Wednesday, 29 June 2016

Jules Verne: A Literary Pilgrimage - Part 3

As age and infirmity set in, Verne's family left their mansion of 18 years to return again to the townhouse at No. 44 Boulevard Longueville. The last five years of Jules Verne's life, from 1900 to 1905, were spent in this modest dwelling. At 3:10pm on March 24, 1905, Jules Verne passed away from complications due to diabetes. Behind him were left his wife Honorine, son Michel, and some eight to fifteen novels in various states of composition. Verne prided himself on being years ahead of his twice-annual publication schedule.

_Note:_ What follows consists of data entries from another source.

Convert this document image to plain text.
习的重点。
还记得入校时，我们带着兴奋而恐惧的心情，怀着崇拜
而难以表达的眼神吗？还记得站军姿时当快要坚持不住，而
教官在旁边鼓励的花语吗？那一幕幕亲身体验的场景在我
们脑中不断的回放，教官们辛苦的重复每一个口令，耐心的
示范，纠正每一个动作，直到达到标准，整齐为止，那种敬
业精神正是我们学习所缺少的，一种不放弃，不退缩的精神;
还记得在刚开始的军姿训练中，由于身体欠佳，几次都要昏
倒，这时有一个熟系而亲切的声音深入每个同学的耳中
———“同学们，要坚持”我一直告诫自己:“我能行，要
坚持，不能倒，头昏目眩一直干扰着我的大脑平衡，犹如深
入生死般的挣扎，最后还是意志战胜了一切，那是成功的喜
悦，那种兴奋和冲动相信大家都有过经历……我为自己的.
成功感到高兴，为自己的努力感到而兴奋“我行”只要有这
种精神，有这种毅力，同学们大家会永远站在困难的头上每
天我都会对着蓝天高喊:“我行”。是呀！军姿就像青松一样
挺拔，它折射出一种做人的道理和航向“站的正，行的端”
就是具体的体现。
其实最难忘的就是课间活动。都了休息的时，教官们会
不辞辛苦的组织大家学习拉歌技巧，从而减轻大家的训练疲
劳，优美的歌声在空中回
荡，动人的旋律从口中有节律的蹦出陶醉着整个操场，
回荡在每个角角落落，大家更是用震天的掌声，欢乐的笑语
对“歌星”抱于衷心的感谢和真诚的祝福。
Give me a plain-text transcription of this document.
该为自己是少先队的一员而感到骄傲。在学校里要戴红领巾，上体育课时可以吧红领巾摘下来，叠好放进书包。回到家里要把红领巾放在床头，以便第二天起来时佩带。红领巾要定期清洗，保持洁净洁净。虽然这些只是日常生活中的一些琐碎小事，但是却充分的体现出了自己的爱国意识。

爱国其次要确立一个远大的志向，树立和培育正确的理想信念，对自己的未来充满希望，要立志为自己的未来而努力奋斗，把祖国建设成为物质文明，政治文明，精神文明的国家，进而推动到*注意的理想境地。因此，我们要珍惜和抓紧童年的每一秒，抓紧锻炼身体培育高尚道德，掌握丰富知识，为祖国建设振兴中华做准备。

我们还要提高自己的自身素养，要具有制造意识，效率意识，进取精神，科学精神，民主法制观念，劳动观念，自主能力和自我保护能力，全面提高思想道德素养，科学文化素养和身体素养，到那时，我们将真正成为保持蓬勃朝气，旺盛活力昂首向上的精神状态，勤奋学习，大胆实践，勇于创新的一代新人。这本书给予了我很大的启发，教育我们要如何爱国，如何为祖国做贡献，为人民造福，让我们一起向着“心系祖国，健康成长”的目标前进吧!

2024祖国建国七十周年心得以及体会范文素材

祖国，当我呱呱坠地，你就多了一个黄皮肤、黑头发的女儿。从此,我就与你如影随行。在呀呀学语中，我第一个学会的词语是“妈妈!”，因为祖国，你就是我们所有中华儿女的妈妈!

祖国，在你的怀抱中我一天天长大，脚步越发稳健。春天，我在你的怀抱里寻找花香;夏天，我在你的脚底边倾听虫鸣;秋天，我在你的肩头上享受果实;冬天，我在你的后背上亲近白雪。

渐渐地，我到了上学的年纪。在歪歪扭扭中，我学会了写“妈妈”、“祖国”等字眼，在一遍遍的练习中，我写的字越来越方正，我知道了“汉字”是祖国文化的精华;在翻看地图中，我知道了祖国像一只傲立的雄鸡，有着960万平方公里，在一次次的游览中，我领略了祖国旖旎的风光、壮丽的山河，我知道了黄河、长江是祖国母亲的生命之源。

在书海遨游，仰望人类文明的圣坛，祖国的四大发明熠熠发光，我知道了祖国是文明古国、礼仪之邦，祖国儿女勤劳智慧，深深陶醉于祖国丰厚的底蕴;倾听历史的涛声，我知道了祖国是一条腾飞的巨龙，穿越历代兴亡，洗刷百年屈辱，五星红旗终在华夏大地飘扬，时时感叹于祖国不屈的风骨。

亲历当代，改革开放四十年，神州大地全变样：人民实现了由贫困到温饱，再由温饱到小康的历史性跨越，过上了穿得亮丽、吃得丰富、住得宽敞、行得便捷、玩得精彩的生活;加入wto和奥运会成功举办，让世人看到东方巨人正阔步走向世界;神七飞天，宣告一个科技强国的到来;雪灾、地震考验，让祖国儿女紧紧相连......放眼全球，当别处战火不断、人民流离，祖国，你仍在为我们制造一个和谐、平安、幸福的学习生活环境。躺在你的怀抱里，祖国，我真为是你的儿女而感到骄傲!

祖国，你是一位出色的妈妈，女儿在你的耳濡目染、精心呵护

Towards the end of his life, Verne resumed some of his youthful cynicism and his latest novels betrayed an ever more pessimistic view of the effects of technology and industry on human life. His last years were also beset with tragedy. Honorine became an invalid in 1879, Michel took off to sow his wild oats, he was shot in the leg by a mentally deranged cousin in 1886 and crippled for the rest of his life, both Hetzel and his mother died in 1887, he suffered a facial neuralgia in 1890, and he developed cataracts in 1900 that severely impaired his vision. He also died regretting that he had never curried the favour of the French literary elite. As Sherard reports once again:
It was like the confession of a wasted life, the sigh of an old man of what can never be recalled. It was to me a poignant sorrow to hear him speak thus, and all that I could do was to say, with no unfeigned enthusiasm, that he was to me and millions like me, a great master, the subject of our unqualified admiration and respect, the novelist who delights many of us more than all the novelists that have ever taken pen in hand. But he only shook his gray head and said: "I do not count in French literature."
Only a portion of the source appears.